© JUNGE FREIHEIT Verlag GmbH & Co.  www.jungefreiheit.de   21/02 17. Mai 2002


Neue Technologien: Alkoholismus-Gene
Trinken ist eine Charakterfrage
Angelika Willig

Die Erblichkeit des Alkoholismus ist eine seit langem umstrittene These. Aus der statistischen Beobachtung, daß Kinder von Alkoholikern mit größerer Wahrscheinlichkeit selbst zur Flasche greifen, lassen sich unterschiedliche Schlüsse ziehen. Entweder ist das Suchtverhalten unter dem Einfluß der trinkenden Eltern erlernt - oder aber die Krankheit ist erblich. Das "Erlernen" geht von dem Spruch "Ein Bier hat noch keinem geschadet" bis zur Unfähigkeit, Rückschläge oder Enttäuschungen anders als durch Alkohol zu kompensieren. Selbst dann, wenn das Verhalten der Eltern als abstoßend empfunden wird, bleibt das Defizit an brauchbaren Alternativen. Wer hingegen die Erblichkeit annimmt, sieht einen Menschen bei der ersten Gelegenheit über den ihm bestimmten Stein stolpern. Therapien sind - wie tatsächlich in den meisten Fällen - zwecklos. Bei dieser Aussicht, meinen manche, wäre es besser, wenn die Kinder gar nicht geboren würden.
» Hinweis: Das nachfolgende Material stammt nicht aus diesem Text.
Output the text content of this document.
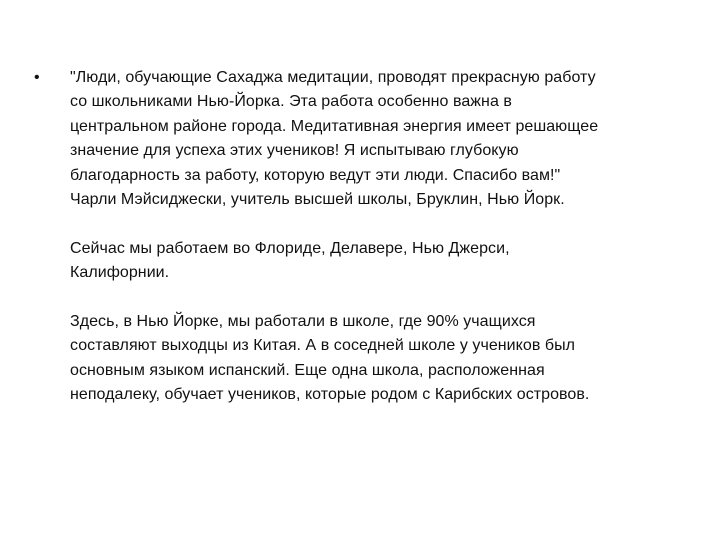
• "Люди, обучающие Сахаджа медитации, проводят прекрасную работу
со школьниками Нью-Йорка. Эта работа особенно важна в
центральном районе города. Медитативная энергия имеет решающее
значение для успеха этих учеников! Я испытываю глубокую
благодарность за работу, которую ведут эти люди. Спасибо вам!"
Чарли Мэйсиджески, учитель высшей школы, Бруклин, Нью Йорк.

Сейчас мы работаем во Флориде, Делавере, Нью Джерси,
Калифорнии.

Здесь, в Нью Йорке, мы работали в школе, где 90% учащихся
составляют выходцы из Китая. А в соседней школе у учеников был
основным языком испанский. Еще одна школа, расположенная
неподалеку, обучает учеников, которые родом с Карибских островов.
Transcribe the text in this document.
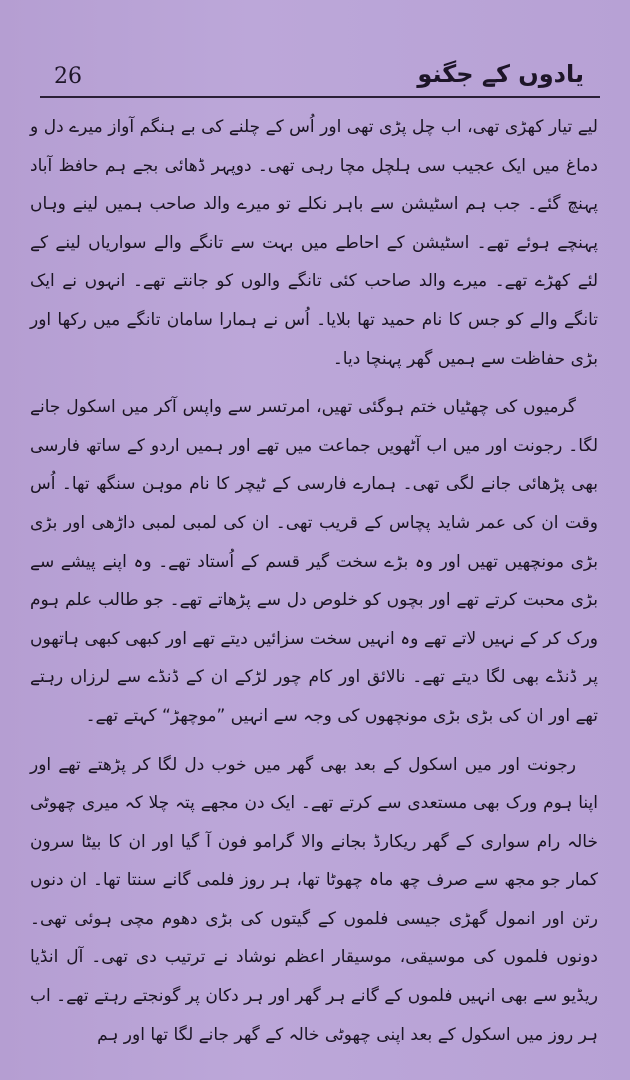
26	یادوں کے جگنو

لیے تیار کھڑی تھی، اب چل پڑی تھی اور اُس کے چلنے کی بے ہنگم آواز میرے دل و دماغ میں ایک عجیب سی ہلچل مچا رہی تھی۔ دوپہر ڈھائی بجے ہم حافظ آباد پہنچ گئے۔ جب ہم اسٹیشن سے باہر نکلے تو میرے والد صاحب ہمیں لینے وہاں پہنچے ہوئے تھے۔ اسٹیشن کے احاطے میں بہت سے تانگے والے سواریاں لینے کے لئے کھڑے تھے۔ میرے والد صاحب کئی تانگے والوں کو جانتے تھے۔ انہوں نے ایک تانگے والے کو جس کا نام حمید تھا بلایا۔ اُس نے ہمارا سامان تانگے میں رکھا اور بڑی حفاظت سے ہمیں گھر پہنچا دیا۔

گرمیوں کی چھٹیاں ختم ہوگئی تھیں، امرتسر سے واپس آکر میں اسکول جانے لگا۔ رجونت اور میں اب آٹھویں جماعت میں تھے اور ہمیں اردو کے ساتھ فارسی بھی پڑھائی جانے لگی تھی۔ ہمارے فارسی کے ٹیچر کا نام موہن سنگھ تھا۔ اُس وقت ان کی عمر شاید پچاس کے قریب تھی۔ ان کی لمبی لمبی داڑھی اور بڑی بڑی مونچھیں تھیں اور وہ بڑے سخت گیر قسم کے اُستاد تھے۔ وہ اپنے پیشے سے بڑی محبت کرتے تھے اور بچوں کو خلوص دل سے پڑھاتے تھے۔ جو طالب علم ہوم ورک کر کے نہیں لاتے تھے وہ انہیں سخت سزائیں دیتے تھے اور کبھی کبھی ہاتھوں پر ڈنڈے بھی لگا دیتے تھے۔ نالائق اور کام چور لڑکے ان کے ڈنڈے سے لرزاں رہتے تھے اور ان کی بڑی بڑی مونچھوں کی وجہ سے انہیں ”موچھڑ“ کہتے تھے۔

رجونت اور میں اسکول کے بعد بھی گھر میں خوب دل لگا کر پڑھتے تھے اور اپنا ہوم ورک بھی مستعدی سے کرتے تھے۔ ایک دن مجھے پتہ چلا کہ میری چھوٹی خالہ رام سواری کے گھر ریکارڈ بجانے والا گرامو فون آ گیا اور ان کا بیٹا سرون کمار جو مجھ سے صرف چھ ماہ چھوٹا تھا، ہر روز فلمی گانے سنتا تھا۔ ان دنوں رتن اور انمول گھڑی جیسی فلموں کے گیتوں کی بڑی دھوم مچی ہوئی تھی۔ دونوں فلموں کی موسیقی، موسیقار اعظم نوشاد نے ترتیب دی تھی۔ آل انڈیا ریڈیو سے بھی انہیں فلموں کے گانے ہر گھر اور ہر دکان پر گونجتے رہتے تھے۔ اب ہر روز میں اسکول کے بعد اپنی چھوٹی خالہ کے گھر جانے لگا تھا اور ہم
Wasser auf die Mühlen dieser Fraktion ist ein Ergebnis, das Forscher vom Max-Planck-Institut für Psychiatrie in München in Zusammenarbeit mit der Universität Heidelberg jetzt vorgelegt haben. Das Corticotropin-Releasing-Hormon, kurz CRH, wird vom Gehirn benötigt und muß ständig aufgenommen werden. Der dazu nötige Rezeptor läßt sich bei Mäusen gentechnisch seiner Funktion berauben. Die Beobachtung ergibt, daß diese Knock-out-Mäuse nach Streßsituationen zwei- bis dreimal häufiger dem zur Verfügung gestellten verdünnten Alkohol zusprachen als Vergleichstiere. Die Theorie besagt nun, daß Alkoholismus eine verfehlte Reaktion auf Streß sei. Wenn das Streßverhalten genetisch gesteuert ist, so wäre auch die Sucht erblich.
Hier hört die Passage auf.